Gemma Sharp from the School of Psychology, Flinders University,S.A talked to us about the project she's involved in looking at Labiaplasty. I found this really interesting but results were pretty predictable.

She told us it's the most popular form of genital cosmetic surgery and Australia has seen a 3-fold increase from 2000-2014. It involves the reduction of the labia minora.

She was looking at the factors that motivate women to undergo labiaplasty and the psychological outcomes using two studies.

In study 1 (qualitative study) She interviewed 14 Australian women 5-16 months post surgery and identified five themes:

1 Media influence - comparing themselves with online genital images

2 Negative comments about genital appearance

3 Physical discomfort over aesthetic concerns

4 Satisfaction with surgery

5 Sexual wellbeing

86% of the women expressed concerns with labial appearance, large labia impacting their sex lives and feeling ashamed about how their labia looks.

After labiaplasty 71% of the women stated an improvement in self- consciousness, feeling more comfortable having sex and feeling more free. But 29% still had concerns after labiaplasty. 

She concluded that psychosexual counselling might be an option for these women.

In study 2 (quantitative study) she looked at the effects on intimate relationships and psychological well being, using 29 labiaplasty patients compared to 22 general gyne patients.

She found that overall the labiaplasty patients were satisfied >80% and only 35% reported complications (infections/severe discomfort) but there were no significant changes in relationship quality, sexual confidence, psychological distress, self-esteem or life satisfaction.

She concluded that although labiaplasty improves genital appearance, it has no effect on psychological factors and preoperative relationship status and psychological distress predict dissatisfaction with outcomes.

Again she thought it was important to think about psychological treatment.


Amber D'Souza, Associate Professor, Johns Hopkins Bloomberg School of Public Health, USA gave a fantastic talk in the opening plenary today in Adelaide.

She talked about HPV causing >5% of cancers worldwide, >600,000 globally mainly cervical cancer.

12/100,000 - Cervical

8/100,000 - Oral

2/100,000 - Anal

She told us that the uptake of the HPV vaccine in Australia is 71.2%, UK is 60.4% but only 33.4% in US were there is no school based program and in 2014 the vaccine was available in over 75 countries but many low income countries are still missing the vaccine program.

Interestingly in the US they've seen a growing number of HPV positive oropharyngeal cancers especially in men. 2.4% per year in men 45 years and older but only 1% per year in women 45-64 years but all other head and neck squamous cell carcinomas have reduced ?due to reduction in smoking.

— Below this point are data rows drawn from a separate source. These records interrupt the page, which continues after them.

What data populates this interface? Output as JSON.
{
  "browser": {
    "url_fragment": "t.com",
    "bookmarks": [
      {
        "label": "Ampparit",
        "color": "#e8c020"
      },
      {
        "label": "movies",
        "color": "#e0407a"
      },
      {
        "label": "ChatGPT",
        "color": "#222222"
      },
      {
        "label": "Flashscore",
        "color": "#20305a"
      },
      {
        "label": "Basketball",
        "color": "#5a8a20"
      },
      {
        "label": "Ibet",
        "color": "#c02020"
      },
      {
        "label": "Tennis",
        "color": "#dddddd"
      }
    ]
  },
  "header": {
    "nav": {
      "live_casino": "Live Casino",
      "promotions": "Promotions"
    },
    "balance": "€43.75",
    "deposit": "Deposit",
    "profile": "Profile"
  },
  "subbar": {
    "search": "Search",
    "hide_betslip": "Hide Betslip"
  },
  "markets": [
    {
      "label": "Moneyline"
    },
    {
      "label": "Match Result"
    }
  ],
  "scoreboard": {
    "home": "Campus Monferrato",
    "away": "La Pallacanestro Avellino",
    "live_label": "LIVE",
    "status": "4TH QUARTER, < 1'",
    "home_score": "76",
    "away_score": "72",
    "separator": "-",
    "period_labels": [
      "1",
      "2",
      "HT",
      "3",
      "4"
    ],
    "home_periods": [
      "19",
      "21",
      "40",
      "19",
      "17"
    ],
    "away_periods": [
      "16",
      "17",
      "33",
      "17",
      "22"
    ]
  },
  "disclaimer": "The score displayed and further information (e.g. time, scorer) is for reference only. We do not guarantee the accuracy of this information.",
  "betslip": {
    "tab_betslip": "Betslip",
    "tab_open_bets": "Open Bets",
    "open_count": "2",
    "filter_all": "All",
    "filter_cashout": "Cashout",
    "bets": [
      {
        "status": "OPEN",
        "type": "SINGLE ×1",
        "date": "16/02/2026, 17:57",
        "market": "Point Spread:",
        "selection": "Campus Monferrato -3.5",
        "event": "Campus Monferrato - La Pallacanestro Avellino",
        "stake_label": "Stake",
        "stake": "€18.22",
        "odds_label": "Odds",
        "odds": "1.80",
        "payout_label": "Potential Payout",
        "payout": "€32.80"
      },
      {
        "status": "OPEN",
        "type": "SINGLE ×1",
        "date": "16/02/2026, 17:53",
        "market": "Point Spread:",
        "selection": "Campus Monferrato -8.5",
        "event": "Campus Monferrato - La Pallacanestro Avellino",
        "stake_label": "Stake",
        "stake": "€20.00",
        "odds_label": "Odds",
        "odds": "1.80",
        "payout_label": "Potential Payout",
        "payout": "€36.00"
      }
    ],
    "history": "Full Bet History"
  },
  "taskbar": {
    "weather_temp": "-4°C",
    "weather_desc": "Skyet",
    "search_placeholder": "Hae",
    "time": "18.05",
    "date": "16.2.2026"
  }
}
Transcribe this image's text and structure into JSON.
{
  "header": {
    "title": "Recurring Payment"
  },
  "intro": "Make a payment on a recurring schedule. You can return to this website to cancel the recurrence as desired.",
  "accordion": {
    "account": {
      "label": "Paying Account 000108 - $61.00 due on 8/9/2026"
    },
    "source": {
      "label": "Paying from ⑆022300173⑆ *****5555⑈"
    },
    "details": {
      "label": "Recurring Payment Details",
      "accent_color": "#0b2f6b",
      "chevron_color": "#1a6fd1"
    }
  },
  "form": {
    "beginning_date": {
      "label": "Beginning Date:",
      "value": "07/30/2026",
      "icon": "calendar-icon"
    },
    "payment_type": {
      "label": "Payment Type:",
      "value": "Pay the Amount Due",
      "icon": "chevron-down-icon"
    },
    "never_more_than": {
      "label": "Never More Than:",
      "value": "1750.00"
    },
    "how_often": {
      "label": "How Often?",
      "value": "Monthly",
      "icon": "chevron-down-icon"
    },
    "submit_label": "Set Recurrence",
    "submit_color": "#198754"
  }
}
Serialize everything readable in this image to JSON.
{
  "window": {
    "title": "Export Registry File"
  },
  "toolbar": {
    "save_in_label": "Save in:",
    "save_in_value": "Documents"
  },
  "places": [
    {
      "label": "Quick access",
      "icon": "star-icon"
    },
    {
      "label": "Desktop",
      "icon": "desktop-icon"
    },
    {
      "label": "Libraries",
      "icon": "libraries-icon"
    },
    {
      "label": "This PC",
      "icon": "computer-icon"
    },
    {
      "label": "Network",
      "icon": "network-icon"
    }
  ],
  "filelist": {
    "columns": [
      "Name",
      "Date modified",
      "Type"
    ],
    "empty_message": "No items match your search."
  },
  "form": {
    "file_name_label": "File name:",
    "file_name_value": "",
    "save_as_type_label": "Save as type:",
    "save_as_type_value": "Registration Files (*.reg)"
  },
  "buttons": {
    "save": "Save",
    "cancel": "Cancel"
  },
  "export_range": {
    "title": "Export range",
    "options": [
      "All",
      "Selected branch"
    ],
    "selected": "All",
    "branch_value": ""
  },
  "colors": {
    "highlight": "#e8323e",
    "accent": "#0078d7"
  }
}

She said the lifetime risk of oral HPV infections in men was 3-30% but only 1-8% in women and one of the reasons why could be that cervical fluid has a higher viral load than the throat?

Risk factors were recent oral sex in last 3 months and the risk increased if the man had performed oral sex on a woman rather than a man. But interestingly, HPV is low in lesbian women which suggests that women get an auto immune response to previous HPV infections.

Gender - there is a 5 fold infection rate in men compared to women.

Race - HPV is higher  in white men compared to black or Mexican American men, does this mean that white men have more oral sex?

So with the same number of lifetime partners, men have a higher risk of orophryngeal HPV and a lower rate of clearing the virus.

Then she told us about Anal cancer that effects 2/100,000

Risk factors include receptive anal sex and in MSM 10-20/100,000 are +ve for anal HPV, that number is higher in HIV+ve MSM and these figures are increasing by 4-5% per year in US and Australia

Clearance usually takes 1-2 years 

She then went on to talk about the effects of HIV on HPV were the acquisition of HPV is higher in anyone with immuno suppression and clearance is less likely. The rate of HPV in people with HIV is 60%

In 2001-2005 29% of men with anal cancer also had HIV, making anal cancer the 4th most common type of cancer in HIV +ve men 

She summarized by saying that the changing landscape of HPV and related diseases needs to focus on prevention and screening for HPV DNA.